Kulüplerimiz, dünya kulüpleri ile rekabet edebilmek için, futbolumuzun gelişmesi için büyük paralarla, fedakarlıklarla dünya yıldızı futbolcuları ülkemize getiriyorlar... İşte Eto, Robinho, Nasri, Batalla, Velbueno, Sessegnon, Guiliano, Gyan, Varella, Pepe, Adriano, Medel, Beto, Quaresma, Castillo, Fofana, Talisca ve diğerleri... Peki bunları emrine verdiğiniz teknik direktörlerin nitelikleri ve tanınırlıkları nedir?... Acaba bu teknik adamları dünyada kim tanıyor, bunlar acaba İngiltere’de, İspanya’da, İtalya’da, Almanya’da, Fransa’da hangi takımı çalıştırmışlar, çalıştırabilirler mi? İyi-kötü bazı futbolcularımızı Avrupa’ya yolluyoruz. Peki hiç teknik direktör yollayabiliyor muyuz?... Talep var mı? Bir Fatih Terim, Fiorentina ve Milanda kısa süre çalıştı, neticesi biliyorsunuz. Denizli de olabilirdi, nedense kendisini harcıyor, Türkiye’de bile takım çalıştıramıyor, TV’lerde vakit geçiriyor, Yazık... Türk Futbolu nitelikleri sınırlı, Dünya Futbol Arenasında tanınmayan teknik adamlarla nasıl ilerleyebilir... 
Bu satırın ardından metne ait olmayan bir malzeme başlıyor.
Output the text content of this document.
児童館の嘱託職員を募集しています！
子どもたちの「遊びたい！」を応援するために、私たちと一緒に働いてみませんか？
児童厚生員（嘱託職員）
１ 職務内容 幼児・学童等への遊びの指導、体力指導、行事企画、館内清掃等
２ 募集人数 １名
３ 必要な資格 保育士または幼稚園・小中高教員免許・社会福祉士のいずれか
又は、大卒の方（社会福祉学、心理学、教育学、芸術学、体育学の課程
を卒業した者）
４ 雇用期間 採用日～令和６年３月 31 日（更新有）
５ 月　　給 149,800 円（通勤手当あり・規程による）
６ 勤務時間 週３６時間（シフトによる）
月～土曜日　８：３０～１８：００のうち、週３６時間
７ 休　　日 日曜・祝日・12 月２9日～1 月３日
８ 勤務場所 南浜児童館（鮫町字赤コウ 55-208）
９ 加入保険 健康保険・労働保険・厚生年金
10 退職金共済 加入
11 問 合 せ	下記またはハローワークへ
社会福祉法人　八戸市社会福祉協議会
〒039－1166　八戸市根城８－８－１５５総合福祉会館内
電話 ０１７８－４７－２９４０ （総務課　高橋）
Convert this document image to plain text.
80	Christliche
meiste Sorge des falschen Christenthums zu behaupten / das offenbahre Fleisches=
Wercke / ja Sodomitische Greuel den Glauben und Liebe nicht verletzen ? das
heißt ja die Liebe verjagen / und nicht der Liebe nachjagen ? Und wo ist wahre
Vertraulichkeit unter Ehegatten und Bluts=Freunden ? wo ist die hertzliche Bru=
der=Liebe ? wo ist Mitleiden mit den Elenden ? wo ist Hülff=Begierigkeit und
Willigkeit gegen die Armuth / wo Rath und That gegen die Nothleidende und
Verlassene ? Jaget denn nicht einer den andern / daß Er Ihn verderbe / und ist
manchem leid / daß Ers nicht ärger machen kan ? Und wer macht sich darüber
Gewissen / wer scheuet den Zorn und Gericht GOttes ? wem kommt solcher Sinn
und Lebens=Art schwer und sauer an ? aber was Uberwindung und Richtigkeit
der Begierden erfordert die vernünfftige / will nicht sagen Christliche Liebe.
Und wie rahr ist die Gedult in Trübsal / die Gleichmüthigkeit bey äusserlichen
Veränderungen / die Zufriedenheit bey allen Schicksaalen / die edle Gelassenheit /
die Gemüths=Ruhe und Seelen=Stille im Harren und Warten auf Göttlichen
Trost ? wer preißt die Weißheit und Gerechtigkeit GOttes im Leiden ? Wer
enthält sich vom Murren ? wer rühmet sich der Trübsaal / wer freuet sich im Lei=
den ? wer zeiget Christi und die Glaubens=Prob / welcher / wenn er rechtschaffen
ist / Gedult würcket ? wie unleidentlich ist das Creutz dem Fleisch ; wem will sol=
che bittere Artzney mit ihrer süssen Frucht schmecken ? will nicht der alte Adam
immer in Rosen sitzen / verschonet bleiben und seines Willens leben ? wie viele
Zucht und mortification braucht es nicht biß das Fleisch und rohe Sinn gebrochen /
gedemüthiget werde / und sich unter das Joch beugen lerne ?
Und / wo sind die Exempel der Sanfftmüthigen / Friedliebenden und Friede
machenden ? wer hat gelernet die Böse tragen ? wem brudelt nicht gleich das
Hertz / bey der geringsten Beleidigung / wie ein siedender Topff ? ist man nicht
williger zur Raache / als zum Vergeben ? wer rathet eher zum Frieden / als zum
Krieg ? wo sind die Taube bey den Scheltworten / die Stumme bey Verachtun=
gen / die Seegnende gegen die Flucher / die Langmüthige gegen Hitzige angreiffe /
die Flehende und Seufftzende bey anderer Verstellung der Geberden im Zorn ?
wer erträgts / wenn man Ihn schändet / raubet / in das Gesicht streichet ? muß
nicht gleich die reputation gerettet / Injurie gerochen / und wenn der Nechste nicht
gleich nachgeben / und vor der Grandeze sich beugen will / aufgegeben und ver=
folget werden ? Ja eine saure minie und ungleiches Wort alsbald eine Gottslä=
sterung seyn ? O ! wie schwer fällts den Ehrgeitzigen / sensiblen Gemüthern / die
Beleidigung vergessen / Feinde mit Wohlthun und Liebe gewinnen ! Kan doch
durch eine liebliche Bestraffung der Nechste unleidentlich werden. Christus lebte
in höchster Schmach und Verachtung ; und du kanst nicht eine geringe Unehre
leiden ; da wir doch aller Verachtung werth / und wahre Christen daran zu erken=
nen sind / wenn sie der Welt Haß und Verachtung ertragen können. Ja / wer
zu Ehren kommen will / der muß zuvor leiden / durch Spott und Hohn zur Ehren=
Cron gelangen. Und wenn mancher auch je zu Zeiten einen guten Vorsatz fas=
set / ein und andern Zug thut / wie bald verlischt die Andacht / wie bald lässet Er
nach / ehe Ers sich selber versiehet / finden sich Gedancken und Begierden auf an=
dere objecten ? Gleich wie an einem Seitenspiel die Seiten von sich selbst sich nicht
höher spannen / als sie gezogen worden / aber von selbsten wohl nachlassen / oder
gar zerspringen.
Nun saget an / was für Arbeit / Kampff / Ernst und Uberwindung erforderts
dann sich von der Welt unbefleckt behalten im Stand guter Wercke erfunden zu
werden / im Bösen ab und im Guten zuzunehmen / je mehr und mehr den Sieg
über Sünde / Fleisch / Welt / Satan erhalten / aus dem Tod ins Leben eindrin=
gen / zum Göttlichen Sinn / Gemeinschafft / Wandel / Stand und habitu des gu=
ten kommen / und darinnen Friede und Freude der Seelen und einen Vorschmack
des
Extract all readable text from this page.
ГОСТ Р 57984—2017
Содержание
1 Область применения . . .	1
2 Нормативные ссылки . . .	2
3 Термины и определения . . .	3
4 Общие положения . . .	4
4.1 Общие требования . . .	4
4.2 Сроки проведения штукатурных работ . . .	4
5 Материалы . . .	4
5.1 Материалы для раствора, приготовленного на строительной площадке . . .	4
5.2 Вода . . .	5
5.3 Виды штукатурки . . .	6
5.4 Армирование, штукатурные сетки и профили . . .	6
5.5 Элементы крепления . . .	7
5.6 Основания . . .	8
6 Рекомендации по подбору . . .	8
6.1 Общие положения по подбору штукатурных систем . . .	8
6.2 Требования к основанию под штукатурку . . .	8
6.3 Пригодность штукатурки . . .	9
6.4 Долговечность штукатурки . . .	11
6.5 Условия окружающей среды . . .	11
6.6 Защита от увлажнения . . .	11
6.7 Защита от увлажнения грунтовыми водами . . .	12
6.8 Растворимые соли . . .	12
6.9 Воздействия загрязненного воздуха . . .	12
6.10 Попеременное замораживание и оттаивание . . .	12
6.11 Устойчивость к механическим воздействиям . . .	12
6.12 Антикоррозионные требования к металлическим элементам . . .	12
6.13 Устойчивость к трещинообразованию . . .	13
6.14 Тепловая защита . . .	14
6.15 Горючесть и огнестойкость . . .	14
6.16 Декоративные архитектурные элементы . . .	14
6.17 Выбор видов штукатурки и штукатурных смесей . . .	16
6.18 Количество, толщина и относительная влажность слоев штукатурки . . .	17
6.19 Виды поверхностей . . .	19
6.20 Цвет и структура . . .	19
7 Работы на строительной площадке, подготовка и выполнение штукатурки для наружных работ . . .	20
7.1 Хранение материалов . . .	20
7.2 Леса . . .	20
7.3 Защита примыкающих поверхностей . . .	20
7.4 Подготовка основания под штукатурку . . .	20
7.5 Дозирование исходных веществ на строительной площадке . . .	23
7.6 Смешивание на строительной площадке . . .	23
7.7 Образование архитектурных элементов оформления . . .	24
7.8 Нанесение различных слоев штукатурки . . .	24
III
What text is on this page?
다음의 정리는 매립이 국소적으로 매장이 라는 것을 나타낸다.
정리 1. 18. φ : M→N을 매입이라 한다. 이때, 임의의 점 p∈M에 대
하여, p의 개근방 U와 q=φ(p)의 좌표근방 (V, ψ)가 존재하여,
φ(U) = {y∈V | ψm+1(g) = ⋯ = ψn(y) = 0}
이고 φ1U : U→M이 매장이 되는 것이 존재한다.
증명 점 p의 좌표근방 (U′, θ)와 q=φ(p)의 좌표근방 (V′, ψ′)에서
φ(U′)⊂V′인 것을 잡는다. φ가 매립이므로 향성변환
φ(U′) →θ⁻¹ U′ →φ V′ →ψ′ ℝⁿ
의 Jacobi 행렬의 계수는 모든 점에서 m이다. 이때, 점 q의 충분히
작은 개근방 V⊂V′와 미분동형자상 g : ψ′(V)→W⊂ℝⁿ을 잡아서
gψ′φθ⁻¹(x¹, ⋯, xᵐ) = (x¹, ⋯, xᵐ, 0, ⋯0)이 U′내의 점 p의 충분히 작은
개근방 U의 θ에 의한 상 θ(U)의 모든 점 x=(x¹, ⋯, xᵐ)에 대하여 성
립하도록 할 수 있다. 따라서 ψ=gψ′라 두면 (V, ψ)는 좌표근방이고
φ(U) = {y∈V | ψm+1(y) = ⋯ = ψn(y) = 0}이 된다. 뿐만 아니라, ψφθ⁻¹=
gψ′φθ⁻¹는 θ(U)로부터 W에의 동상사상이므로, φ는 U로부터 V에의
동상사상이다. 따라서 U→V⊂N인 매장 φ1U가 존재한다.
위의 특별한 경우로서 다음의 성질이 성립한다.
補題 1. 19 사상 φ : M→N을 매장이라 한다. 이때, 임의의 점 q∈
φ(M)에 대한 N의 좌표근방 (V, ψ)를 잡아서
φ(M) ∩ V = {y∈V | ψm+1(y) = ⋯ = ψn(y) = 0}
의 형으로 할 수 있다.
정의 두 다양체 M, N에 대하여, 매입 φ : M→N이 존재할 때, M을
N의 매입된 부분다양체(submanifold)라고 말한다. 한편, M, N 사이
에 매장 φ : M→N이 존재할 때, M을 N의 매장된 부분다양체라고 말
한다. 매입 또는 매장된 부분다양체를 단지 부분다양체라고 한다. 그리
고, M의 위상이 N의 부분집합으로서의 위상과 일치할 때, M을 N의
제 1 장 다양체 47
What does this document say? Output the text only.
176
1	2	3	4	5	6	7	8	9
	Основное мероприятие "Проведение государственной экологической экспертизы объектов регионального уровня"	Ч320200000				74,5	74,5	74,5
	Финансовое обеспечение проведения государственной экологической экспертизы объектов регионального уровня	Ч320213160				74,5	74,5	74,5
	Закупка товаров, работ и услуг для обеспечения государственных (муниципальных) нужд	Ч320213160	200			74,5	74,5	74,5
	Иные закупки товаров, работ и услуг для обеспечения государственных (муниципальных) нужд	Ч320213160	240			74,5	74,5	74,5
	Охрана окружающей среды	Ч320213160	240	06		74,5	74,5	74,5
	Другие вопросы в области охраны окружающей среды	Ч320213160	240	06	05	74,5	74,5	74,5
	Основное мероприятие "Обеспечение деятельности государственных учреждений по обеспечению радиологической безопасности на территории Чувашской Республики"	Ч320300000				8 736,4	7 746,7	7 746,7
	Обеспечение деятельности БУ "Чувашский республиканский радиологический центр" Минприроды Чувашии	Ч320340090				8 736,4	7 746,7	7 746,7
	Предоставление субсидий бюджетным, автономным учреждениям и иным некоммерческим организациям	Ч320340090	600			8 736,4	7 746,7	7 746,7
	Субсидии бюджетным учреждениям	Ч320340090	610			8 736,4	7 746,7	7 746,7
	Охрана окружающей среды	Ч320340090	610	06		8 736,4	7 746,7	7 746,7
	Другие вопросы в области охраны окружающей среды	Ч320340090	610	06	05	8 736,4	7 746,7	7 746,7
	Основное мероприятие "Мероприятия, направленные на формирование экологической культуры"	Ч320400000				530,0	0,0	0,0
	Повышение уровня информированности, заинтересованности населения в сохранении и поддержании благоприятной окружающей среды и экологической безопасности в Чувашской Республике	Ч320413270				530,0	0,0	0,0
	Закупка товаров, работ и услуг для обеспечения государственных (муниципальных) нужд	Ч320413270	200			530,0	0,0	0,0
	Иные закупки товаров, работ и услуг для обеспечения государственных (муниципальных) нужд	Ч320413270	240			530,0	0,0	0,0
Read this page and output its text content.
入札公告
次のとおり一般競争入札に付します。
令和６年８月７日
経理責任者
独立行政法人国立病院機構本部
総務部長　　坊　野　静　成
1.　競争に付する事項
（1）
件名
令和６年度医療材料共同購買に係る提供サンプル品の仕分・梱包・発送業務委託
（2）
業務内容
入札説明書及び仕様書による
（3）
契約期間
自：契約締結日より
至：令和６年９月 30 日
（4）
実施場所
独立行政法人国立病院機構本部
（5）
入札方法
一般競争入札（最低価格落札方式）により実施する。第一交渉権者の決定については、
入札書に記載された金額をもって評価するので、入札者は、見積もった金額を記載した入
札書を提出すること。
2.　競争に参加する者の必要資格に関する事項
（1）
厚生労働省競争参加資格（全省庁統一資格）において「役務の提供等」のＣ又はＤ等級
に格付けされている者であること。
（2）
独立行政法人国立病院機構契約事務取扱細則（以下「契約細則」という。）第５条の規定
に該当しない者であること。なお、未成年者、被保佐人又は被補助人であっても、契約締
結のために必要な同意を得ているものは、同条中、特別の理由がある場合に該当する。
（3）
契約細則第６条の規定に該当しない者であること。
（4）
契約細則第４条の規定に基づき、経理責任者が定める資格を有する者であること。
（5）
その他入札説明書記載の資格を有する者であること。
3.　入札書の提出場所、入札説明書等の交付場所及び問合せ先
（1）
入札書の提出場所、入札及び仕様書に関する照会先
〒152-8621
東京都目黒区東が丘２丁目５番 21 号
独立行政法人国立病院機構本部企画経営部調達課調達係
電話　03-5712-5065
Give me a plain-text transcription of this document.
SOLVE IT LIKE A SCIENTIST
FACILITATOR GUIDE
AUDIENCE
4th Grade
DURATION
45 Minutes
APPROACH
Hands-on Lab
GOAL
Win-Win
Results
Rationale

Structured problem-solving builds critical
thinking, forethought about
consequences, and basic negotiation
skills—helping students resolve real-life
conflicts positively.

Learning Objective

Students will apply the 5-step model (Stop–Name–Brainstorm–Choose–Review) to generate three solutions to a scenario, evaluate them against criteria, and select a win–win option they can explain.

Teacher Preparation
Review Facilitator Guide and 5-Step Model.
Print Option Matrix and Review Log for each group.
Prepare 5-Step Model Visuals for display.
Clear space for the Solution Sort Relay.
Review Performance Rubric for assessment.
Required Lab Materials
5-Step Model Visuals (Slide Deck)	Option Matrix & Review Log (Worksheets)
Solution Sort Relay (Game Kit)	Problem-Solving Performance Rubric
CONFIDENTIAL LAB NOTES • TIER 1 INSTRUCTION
Yeni bir moda çıktı... Yabancı teknik adam düşmanlığı... Süper Lig’te bir tek yabancı teknik adam bulunmuyor... Tamam da, Milli Takımımızı, Takımlarımızı, emanet edeceğimiz Dünya Futbol Arenasında adı bilinen, tanınan, bilgili, tecrübeli bir tek değerli teknik direktörümüz var mı?.. Bazı acayiplikler de var.. Bir takıma gelmiş, dünya yıldızının teknik direktörü, muhtemelen aşağılık kompleksinden yıldız futbolcuyu yedek kulübesinde oturtuyor ya da oyundan çıkartıyor. Bak kardeşim, eğer takımında dünya yıldızı varsa, 90 dakika oyunda kalacak, her maçta ilk 11’de olacak. Onların adı yeter.. Peki sorsalar seni Futbol Dünyasında kim tanır?.. Hangi takımı çalışıtırdın? Haddini bileceksin... Ben kulüp başkanlarına da açıyorum, sen milyonlarca Euro ver getir, antrenörün oynatmasın... 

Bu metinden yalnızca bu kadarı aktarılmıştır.